Watching the countless balloons carrying messages of gratitude and love, and some, like mine, even kissed, be swept away by the slight breeze on a warm July afternoon, I found myself feeling as raw as I did the day my Daddy left this world. This day, was a Donor Celebration which I had the opportunity to attend. If I am being honest, I only wanted to attend to support my mom. Deep down I believed it would be a day of pain as I focused my attention on what I had lost just two years ago. For those of you who know me, know that my Dad was my everything. He was my hero and I unabashingly adored him with all that I am---still do! His passing has left an incredible hole in my heart. As the days have passed some of this rawness has given way to other distractions, but the hole has remained and not a single day has gone by without me thinking about what I lost.

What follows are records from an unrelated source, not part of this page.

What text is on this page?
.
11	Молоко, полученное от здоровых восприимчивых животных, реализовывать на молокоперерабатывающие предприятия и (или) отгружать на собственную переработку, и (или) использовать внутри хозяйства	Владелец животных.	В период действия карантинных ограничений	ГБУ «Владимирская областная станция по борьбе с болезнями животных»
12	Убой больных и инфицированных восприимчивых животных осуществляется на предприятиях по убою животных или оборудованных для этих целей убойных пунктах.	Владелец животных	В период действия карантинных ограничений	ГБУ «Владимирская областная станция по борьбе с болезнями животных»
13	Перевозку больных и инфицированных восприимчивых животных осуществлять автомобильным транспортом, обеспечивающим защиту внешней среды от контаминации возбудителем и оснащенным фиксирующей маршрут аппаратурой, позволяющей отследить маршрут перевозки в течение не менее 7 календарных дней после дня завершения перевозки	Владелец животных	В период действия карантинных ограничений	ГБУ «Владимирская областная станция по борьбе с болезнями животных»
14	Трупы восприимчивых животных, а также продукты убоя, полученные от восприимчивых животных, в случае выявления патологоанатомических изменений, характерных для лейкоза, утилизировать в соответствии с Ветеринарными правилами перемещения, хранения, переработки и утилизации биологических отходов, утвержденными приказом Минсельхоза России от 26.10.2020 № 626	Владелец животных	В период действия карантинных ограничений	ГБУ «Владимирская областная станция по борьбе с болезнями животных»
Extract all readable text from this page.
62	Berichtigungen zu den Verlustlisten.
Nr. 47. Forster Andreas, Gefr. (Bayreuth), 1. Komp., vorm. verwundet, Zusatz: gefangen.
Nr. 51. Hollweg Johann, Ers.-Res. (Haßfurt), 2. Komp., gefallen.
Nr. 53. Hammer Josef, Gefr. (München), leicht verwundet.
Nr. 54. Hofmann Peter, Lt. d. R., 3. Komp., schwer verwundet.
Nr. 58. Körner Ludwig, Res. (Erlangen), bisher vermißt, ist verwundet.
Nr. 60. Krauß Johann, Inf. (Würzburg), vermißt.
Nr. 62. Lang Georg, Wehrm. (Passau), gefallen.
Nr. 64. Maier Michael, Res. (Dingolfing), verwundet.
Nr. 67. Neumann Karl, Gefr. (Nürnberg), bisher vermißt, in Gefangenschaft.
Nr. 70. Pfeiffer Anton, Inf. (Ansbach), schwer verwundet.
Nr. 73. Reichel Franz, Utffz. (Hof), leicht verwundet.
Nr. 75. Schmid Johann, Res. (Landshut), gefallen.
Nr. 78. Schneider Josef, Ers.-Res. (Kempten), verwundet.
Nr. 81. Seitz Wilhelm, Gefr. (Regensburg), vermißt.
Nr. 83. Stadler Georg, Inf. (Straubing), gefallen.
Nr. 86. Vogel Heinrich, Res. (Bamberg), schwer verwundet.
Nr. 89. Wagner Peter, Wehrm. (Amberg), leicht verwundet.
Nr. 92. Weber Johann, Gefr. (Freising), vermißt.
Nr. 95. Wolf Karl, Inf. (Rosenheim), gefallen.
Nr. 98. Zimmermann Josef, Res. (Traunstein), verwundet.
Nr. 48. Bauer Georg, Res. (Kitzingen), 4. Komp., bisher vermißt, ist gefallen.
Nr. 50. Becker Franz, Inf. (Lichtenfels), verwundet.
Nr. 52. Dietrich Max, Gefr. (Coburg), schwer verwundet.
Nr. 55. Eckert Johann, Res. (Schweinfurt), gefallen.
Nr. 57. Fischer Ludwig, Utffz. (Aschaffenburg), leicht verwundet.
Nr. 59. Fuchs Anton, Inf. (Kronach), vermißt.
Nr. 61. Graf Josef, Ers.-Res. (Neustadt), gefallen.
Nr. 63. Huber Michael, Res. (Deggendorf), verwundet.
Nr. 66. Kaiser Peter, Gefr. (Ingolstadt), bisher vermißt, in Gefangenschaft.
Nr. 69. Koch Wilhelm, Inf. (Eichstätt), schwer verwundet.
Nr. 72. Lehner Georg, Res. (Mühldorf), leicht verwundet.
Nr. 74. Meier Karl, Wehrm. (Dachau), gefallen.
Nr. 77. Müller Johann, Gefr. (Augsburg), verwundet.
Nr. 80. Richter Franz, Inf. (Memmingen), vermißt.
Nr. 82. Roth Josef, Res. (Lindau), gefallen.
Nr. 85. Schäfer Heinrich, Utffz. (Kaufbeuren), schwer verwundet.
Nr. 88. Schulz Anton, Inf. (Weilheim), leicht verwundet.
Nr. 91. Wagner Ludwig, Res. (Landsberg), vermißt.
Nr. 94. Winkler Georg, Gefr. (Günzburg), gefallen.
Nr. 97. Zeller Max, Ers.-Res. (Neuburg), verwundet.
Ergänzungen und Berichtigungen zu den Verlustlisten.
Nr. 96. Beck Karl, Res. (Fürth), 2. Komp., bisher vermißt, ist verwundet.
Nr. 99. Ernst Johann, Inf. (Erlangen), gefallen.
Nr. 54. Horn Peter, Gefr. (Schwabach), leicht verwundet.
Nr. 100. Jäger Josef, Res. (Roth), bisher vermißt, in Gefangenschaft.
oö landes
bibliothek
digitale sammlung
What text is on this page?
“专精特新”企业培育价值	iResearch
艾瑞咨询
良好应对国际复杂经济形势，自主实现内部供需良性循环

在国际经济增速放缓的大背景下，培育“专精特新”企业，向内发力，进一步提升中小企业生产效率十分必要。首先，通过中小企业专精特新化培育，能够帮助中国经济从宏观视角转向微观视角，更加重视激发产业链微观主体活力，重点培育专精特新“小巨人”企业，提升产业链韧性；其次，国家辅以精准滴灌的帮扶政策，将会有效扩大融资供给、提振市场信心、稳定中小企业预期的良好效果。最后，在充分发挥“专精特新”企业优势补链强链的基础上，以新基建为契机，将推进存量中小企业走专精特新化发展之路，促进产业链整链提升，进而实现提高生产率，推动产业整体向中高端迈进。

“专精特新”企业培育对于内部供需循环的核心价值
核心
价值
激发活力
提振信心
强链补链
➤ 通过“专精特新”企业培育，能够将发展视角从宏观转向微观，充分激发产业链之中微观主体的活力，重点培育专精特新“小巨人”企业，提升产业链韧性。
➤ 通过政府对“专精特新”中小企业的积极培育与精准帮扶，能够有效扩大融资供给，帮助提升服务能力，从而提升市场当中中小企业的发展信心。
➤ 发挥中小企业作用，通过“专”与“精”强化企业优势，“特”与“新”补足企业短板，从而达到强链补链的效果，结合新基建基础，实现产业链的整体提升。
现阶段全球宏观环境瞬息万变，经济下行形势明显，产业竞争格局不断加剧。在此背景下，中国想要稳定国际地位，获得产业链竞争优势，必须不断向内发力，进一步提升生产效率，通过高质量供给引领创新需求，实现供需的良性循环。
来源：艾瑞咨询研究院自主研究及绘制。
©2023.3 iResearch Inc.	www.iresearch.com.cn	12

It was not until this afternoon; as I sat and listened to a man read his thank you letter to his unknown pelvis donor that I understood what I had gained.  My heart was penetrated by his story, a story of immobility to one of walking, hiking, and rough housing with his grandkids on the floor. He had walked to the celebration and said, still after all these years since his partial pelvis transplant, he has never taken a single step without remembering “Fred’s” selfless act of donating his body to those whose life would either be preserved and/or made more sufficient because of his gift.
My dad’s last gift was to donate his body. We learned later that his body was able to help 22 people, though we do not know who they are.  As this man read his letter, he became the face, the voice of those 22, for I am sure they are just as grateful for the gift they received.  Quoting John 15:13 “Greater love has no one than this, than he who lays down his life for a friend”, this man opened my eyes to see another side to my emptiness since my Daddy’s passing. Nestled in these words is abundant grace, an extravagant gift-- the eternal hope I needed.  I lost my Daddy, but I have also gained. Though vastly, vastly different, his selfless act brought a new life to others just as my merciful Redeemer has brought a new, eternal life to those who were broken. Jesus was the ultimate donor!

As I was driving home, somber in mood the next day, I sat with my thoughts for some time before switching on the radio. The all too familiar song, “Amazing Grace” filled the air. It is a song most people, Christians and non-Christians alike are familiar with. The music and tempo have been rearranged countless times over the years, but the lyrics never touched. As the song began to play, I listened to the lyrics, pondering them, attempting to put myself into the equation and filtering them through the previous day’s events. When the song ended, my mind continued to play the song over and over again. “Amazing grace, how sweet the sound that saved a wretch like me…” What, I wondered, does grace sound like? I have asked myself that question countless times since and each day, I swear the answer continues to morph into a more complete understanding of what it both sounds and looks like in my life.
Grace is a personal gift. It meets you where you are. This day, grace came in the stillness, the quiet of the afternoon, whispering through the warm and gentle breeze, “I have come to bring life and life to the full” and Beloved, hear me when I say, “My grace is sufficient for you, my power made perfect in weakness”. This day, grace covered me completely, filling the hole left by my Daddy’s passing, liberating me, giving me new eyes to see what I have gained. Like the man who has never taken a step without remembering the gift he received, I too desire to live a life filled with gratitude for the eternal gift I have received. I received this gift countless years ago, but as time has passed, my gratitude has become mediocre. This Donor Celebration caused me to change my perspective, from the perspective of loss and hurt to one of peace and ultimate gratitude. I will lose the things of this world, but I have richly gained in Christ. This does not mean the pain of losing my Daddy lessens by any means. It does, however, mean that I can have an unexplainable peace where there once was incredible pain.

“For me, to live is Christ and to die is to gain” Philippians 1:21. I want to be intentional, purposeful, bold for Who I live my life for. If it was not for the greatest love story ever told, “For God so loved the world that he gave his only Son, that whosoever believes in Him will have eternal life”, I would not and could not know the fullness of God’s grace for me. I have been made whole because of His grace for me.